Glazes are another common thing that you will find to do with quince paste, and Maggie herself demonstrates one in this little video in which she talks about quinces and quince paste.
In a similar vein you can also add them to sauces - either as you cook or as you deglaze.
In her book there is also a recipe for Quince allioli - which I cannot find on the net. In brief you melt 100g of quince paste with 2 tablespoons of verjuice and leave to cool. Crush a clove of garlic with salt, mix with 1 dessertspoon finely chopped rosemary and transfer to a food processor. Then with the motor running slowly add about 1/2 cup olive oil until you have a mayonnaise. You can add lemon juice to taste at the end. Personally I think you would do better to add the oil by hand, whisking as you go. Well if your food processor is like mine anyway. It's too big to handle small quantities like this very satisfactorily. Interesting although I'm not quite sure what you would use it for. A salad dressing, a dip ... ? She suggests as a sauce for barbecued pork, chicken or lamb.
She also has another simple and intriguing little recipe:
"Roll half teaspoonfuls of quince paste in melted bitter couverture chocolate. Dust all over with a mixture of cinnamon and sugar, then serve with coffee."
Then I found a recipe for a cake called Membrillo, buttermilk and poppy seed cake - which looked rather more like a slice than a cake, but anyway you could give that a go. Membrillo by the way is the Spanish name for it.
The most beautiful looking thing I found was from delicious magazine and was this Savoury cheeseboard cheesecake with honey-roast grapes. It looks amazingly impressive. I guess you could swap the cheeses you use around to suit your own taste.

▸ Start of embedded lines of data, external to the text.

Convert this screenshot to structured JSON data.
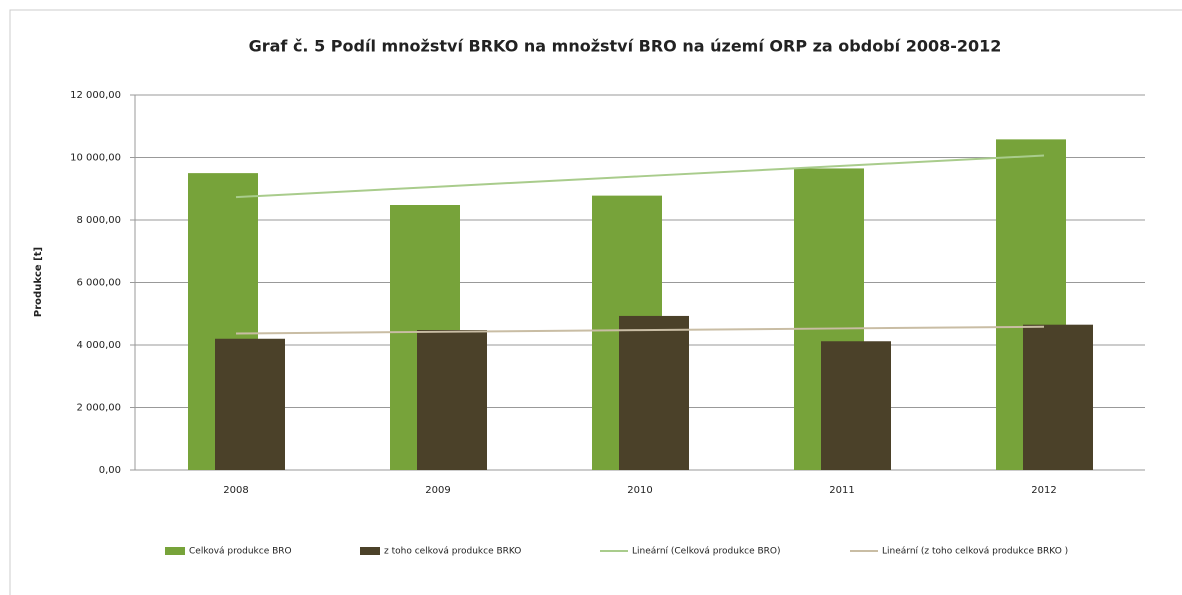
{
  "chart_data": {
    "type": "bar",
    "title": "Graf č. 5 Podíl množství BRKO na množství BRO na území ORP za období 2008-2012",
    "y_label": "Produkce [t]",
    "categories": [
      "2008",
      "2009",
      "2010",
      "2011",
      "2012"
    ],
    "series": [
      {
        "name": "Celková produkce BRO",
        "type": "bar",
        "color": "#77a33a",
        "values": [
          9500,
          8480,
          8780,
          9650,
          10580
        ]
      },
      {
        "name": "z toho celková produkce BRKO",
        "type": "bar",
        "color": "#4b4129",
        "values": [
          4200,
          4480,
          4930,
          4120,
          4650
        ]
      },
      {
        "name": "Lineární (Celková produkce BRO)",
        "type": "line",
        "color": "#a9cc8c",
        "values": [
          8732,
          9065,
          9398,
          9731,
          10064
        ]
      },
      {
        "name": "Lineární (z toho celková produkce BRKO )",
        "type": "line",
        "color": "#c9bda4",
        "values": [
          4368,
          4422,
          4476,
          4530,
          4584
        ]
      }
    ],
    "ylim": [
      0,
      12000
    ],
    "yticks": [
      {
        "value": 0,
        "label": "0,00"
      },
      {
        "value": 2000,
        "label": "2 000,00"
      },
      {
        "value": 4000,
        "label": "4 000,00"
      },
      {
        "value": 6000,
        "label": "6 000,00"
      },
      {
        "value": 8000,
        "label": "8 000,00"
      },
      {
        "value": 10000,
        "label": "10 000,00"
      },
      {
        "value": 12000,
        "label": "12 000,00"
      }
    ],
    "grid": true,
    "legend": "bottom"
  }
}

They also suggest a sort of quiche in which you spread the quince paste over a cooked tart case, and cover this with a standard quiche mixture of 3 eggs and 300ml cream, plus grated cheese. They don't specify the cheese, but there's your opportunity to be creative. Maybe some thyme as well, as in my mini tartlets. Because I guess, when I think about it this is basically the same recipe but in a full-size version.
And here's one last suggestion - again from delicious.
"Stir 1/2 cup paste, zest and juice of 1/2 orange and 1 tbsp water over low heat until smooth. Cool, then fold through mascarpone and serve with poached fruit."
Of course there are lots of other things you can do with quinces. Tomorrow perhaps.